In the worst cases, Asian youths see no way out. Suicide is the third leading cause of death among young people aged 15 to 24, but second among young Asian and Pacific Islanders (unintentional injuries rank first), according to the Centers for Disease Control in 2000. Asian American girls have the highest rates of depressive symptoms of all racial groups and the highest rate of suicide among all women age 15 to 24, according to an American Psychological Association study in 2003.

Coleman Wong says pressures facing Asian kids have changed little in the 30 years he has counseled students in San Francisco schools. “For the bulk of Asian parents it is all about succeeding, and there is no middle ground.”

Wong mentions two recent suicide attempts, one successful, by Chinese students in San Francisco as examples of how the enormous pressure to succeed may contribute to suicide. An American-born Chinese captain of Lowell High School’s football team, who maintained a high GPA in the district’s most competitive high school, killed himself in 2002. “A bad grade on a test or a fight with a girlfriend or boyfriend can be devastating to a kid if they don’t know how to reach out,” Wong says.
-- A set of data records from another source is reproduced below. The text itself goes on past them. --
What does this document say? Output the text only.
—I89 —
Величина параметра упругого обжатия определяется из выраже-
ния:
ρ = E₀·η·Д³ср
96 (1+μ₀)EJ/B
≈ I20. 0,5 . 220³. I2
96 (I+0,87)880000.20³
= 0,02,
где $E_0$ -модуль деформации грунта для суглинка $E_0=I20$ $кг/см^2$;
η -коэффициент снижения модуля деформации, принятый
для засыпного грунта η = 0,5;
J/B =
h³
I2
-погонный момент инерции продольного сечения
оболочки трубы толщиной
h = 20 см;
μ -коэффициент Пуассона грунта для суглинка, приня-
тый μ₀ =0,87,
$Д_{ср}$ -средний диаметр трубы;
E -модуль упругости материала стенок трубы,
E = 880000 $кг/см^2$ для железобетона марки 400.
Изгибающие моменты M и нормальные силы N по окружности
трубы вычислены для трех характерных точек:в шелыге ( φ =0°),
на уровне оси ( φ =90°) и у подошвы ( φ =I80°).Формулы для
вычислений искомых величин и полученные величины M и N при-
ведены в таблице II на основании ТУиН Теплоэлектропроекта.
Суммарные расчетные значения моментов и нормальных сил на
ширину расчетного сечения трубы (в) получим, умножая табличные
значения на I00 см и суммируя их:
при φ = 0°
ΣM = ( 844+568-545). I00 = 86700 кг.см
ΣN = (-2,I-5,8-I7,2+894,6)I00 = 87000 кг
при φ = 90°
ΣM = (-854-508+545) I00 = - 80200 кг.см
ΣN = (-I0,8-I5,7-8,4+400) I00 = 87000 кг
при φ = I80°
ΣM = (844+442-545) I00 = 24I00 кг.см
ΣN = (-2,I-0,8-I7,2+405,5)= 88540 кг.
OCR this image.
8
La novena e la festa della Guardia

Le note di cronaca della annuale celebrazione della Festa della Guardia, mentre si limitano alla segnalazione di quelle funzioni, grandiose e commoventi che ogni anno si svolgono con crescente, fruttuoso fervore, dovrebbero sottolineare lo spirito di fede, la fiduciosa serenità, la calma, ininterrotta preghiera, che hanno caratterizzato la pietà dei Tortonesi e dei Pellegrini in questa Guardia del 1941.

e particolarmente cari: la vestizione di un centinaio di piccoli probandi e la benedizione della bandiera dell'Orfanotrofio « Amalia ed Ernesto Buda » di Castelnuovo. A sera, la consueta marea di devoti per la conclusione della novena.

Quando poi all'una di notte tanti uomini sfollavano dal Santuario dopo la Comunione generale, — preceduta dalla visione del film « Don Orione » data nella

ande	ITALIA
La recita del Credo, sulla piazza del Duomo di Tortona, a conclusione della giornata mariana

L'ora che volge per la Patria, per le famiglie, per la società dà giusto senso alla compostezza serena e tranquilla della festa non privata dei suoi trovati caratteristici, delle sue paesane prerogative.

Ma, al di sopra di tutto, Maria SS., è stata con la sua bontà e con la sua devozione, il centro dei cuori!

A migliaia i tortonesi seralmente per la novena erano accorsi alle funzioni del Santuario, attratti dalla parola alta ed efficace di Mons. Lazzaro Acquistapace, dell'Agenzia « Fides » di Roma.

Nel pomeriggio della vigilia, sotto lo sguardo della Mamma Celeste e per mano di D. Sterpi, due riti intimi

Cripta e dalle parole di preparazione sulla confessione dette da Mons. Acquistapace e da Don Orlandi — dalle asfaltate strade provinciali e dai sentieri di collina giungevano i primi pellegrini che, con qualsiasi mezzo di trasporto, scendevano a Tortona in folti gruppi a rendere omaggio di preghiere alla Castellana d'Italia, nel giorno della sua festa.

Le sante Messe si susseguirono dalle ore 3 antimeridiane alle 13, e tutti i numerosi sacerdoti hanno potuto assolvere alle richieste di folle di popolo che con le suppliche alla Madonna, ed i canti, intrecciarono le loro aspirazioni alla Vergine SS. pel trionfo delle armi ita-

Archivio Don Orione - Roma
In 2004, a student from Balboa High who ranked high in student government survived a suicide attempt.

Wong says often Asian immigrant parents don’t know how to give positive reinforcement or show their kids that it is OK to make mistakes. “In Chinese there is a word for making a mistake, ‘chuo,’ and a word for being bad, ‘huai.’ Parents confuse them both. It is a shame-based society. You do well for your family’s sake, not your own.”